Periodontium is the tissue that immediately surrounds and supports the teeth. It consists of alveolar bone, periosteum, periodontal ligament, gingival sulcus, and gingiva; each of these components contributes to stabilizing the tooth within the jaws.
The alveolar bone is the bone that surround the teeth. When a tooth is removed, alveolar bone around the tooth will start to get resorbed. It is composed of cancellous bone, also known as spongy bone. It is located between cortical plates and is permeated by blood vessels and marrow spaces.
The periosteum is dense connective tissue attached to the outer surface of the bone.
The tooth is anchored to alveolar bone by the attachment of the periodontal ligament to the periosteum and the cementum of each tooth root. The periodontal ligament follows the outline of the tooth root and extends superiorly to the base of gingival sulcus.
Cementum is a specialized calcified substance covering the root of a tooth.
The gingival sulcus is line internally by a thin layer of epithelium cells called junctional epithelium.
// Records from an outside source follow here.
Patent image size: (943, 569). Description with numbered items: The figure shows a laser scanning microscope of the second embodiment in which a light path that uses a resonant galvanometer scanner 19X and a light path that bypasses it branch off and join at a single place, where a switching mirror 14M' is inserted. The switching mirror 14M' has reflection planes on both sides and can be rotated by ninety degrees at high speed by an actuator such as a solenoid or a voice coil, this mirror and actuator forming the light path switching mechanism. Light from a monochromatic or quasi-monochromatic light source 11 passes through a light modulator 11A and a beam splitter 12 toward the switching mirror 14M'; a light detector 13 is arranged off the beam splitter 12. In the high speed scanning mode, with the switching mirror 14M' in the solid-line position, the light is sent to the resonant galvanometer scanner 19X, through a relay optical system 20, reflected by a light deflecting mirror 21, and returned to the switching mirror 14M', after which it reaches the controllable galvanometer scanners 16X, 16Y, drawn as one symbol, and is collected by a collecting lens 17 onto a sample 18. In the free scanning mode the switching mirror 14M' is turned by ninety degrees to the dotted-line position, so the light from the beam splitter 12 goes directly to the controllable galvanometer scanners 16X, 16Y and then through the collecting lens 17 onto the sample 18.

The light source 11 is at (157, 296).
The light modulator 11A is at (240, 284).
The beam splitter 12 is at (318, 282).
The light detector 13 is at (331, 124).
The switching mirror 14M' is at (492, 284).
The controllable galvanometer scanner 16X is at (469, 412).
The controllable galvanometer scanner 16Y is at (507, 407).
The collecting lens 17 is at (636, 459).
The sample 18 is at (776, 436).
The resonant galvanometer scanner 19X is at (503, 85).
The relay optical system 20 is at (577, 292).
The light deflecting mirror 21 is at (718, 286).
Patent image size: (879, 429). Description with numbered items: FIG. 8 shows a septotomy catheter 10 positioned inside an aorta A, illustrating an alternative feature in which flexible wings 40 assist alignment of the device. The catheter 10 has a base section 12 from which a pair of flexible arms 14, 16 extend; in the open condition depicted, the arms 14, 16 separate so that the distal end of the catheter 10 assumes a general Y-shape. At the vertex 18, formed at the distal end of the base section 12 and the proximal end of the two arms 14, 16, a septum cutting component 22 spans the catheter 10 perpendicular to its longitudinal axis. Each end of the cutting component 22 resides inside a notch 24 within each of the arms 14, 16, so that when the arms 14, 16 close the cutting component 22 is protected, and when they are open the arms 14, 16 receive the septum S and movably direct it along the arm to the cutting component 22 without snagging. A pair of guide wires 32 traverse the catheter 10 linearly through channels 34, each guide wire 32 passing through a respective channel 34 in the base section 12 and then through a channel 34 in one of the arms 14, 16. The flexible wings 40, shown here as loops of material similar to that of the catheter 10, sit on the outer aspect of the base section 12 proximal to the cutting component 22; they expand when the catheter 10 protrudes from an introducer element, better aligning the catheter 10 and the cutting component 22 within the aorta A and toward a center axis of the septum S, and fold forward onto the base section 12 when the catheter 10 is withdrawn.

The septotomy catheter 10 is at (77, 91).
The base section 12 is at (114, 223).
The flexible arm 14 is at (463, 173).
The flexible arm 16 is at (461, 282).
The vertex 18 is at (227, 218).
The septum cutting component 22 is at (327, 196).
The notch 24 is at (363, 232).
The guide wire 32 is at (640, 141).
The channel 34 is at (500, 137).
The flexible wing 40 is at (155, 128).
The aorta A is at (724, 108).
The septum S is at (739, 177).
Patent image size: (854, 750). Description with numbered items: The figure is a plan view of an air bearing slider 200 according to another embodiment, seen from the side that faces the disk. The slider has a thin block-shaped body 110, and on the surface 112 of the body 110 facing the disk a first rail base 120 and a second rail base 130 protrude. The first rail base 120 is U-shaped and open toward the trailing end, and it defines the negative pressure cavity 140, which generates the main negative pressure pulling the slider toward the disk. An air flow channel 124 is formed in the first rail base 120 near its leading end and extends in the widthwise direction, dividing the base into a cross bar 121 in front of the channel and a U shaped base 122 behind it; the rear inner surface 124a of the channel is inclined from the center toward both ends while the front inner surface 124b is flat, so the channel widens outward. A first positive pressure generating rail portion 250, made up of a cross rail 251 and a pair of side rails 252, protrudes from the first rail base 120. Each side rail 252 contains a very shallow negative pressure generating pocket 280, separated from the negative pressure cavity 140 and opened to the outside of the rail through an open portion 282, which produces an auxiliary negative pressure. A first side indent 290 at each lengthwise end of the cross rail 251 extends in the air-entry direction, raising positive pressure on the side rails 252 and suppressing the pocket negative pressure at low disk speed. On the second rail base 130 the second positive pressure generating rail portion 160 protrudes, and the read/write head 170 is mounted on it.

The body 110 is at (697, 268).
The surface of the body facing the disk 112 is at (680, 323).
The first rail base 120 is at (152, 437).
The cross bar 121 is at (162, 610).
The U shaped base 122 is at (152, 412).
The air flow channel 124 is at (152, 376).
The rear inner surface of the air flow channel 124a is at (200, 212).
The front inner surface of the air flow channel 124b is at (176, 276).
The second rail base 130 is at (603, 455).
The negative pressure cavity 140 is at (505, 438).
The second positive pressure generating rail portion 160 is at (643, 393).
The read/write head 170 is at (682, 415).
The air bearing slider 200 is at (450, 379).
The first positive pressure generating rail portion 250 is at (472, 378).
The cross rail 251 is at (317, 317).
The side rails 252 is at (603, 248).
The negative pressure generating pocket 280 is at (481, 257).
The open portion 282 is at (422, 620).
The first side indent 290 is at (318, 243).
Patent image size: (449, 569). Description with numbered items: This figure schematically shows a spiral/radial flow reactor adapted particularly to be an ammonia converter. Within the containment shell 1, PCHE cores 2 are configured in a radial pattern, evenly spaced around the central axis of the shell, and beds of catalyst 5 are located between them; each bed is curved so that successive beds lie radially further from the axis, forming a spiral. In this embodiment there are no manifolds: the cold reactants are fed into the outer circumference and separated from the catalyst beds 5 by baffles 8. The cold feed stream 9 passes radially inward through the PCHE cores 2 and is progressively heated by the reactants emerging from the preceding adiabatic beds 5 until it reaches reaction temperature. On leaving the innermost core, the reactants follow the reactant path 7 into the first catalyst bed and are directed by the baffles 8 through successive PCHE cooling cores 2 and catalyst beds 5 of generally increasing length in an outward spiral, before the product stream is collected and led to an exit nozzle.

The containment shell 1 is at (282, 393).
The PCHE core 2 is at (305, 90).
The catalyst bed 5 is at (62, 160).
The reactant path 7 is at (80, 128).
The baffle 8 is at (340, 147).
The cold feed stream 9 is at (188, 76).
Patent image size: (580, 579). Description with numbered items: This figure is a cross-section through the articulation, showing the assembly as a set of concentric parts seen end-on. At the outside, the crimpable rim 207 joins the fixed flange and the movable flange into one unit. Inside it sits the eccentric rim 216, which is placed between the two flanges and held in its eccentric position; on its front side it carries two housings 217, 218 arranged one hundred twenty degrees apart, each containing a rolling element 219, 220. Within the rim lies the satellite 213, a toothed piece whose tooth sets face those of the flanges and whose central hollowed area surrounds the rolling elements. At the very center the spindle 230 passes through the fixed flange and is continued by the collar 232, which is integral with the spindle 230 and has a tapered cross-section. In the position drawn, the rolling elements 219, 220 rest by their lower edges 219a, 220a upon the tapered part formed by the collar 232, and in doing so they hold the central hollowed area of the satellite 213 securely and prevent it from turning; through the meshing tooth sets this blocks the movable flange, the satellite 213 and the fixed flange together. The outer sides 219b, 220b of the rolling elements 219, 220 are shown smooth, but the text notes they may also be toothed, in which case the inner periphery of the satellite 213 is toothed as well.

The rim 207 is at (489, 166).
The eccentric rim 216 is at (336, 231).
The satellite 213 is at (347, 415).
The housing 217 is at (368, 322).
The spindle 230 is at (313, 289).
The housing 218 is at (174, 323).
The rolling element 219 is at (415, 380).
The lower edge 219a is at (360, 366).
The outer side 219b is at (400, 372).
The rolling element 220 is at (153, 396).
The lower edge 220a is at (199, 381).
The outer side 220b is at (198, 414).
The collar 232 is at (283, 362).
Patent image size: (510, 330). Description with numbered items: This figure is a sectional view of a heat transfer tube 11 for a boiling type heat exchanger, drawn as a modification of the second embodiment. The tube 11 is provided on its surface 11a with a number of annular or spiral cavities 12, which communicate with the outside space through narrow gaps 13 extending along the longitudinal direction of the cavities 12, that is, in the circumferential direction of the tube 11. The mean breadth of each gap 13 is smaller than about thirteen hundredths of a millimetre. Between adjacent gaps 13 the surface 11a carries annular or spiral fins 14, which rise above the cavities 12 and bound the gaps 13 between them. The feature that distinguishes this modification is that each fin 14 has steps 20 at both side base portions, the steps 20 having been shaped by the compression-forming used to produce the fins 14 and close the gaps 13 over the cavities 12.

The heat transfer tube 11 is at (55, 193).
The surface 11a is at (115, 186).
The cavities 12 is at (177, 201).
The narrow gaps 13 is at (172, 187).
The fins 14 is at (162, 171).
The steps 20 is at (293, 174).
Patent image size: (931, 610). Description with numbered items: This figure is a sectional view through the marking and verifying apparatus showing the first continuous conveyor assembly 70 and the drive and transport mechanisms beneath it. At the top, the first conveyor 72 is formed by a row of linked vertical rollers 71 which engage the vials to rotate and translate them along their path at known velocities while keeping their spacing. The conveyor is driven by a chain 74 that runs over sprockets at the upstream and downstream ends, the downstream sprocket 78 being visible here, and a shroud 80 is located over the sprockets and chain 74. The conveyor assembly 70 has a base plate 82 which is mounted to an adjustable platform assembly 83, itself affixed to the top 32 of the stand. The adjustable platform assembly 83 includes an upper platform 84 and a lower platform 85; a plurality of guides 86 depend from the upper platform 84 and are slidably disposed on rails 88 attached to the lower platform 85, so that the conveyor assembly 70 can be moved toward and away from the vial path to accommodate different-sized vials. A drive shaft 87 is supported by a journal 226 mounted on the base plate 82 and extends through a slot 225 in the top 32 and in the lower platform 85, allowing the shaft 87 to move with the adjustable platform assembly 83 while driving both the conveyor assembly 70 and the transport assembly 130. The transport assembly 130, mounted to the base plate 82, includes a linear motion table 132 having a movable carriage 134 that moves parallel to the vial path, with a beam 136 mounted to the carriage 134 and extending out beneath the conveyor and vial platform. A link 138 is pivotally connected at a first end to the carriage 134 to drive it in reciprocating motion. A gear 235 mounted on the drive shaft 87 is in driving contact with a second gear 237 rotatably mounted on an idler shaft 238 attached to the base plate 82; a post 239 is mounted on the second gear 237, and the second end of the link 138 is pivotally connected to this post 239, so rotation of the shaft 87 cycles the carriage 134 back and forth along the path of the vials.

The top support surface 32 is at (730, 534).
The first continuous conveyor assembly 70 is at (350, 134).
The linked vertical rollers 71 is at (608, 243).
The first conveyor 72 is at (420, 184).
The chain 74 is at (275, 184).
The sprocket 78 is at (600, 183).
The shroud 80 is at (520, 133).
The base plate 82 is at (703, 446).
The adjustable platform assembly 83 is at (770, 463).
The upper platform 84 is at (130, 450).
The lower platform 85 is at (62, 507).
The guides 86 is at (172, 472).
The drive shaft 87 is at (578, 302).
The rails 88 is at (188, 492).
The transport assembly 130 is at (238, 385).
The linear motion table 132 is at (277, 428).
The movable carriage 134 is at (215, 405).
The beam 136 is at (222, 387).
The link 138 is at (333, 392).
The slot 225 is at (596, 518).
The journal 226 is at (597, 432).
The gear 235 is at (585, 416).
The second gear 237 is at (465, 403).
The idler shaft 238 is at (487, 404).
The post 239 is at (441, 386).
This epithelium provides the barrier to the ingress of bacteria. In healthy gum, the gingival sulcus is a crevice that is less than 3mm deep.
Periodontal pocket – gingival sulcus that extend deep down
A periodontal pocket is a gingival sulcus that has experienced apical (or downward) extension of the epithelial attachment beyond 3mm because of repeated inflammatory insults and poor oral hygiene. Although accumulation of bacterial plaque is the most important factor influencing the health of the periodontium, position of the tooth within the arch, occlusal loading, parafunctional habits, appliances, drugs and frenal attachments also effect periodontal health and the development of periodontal pockets.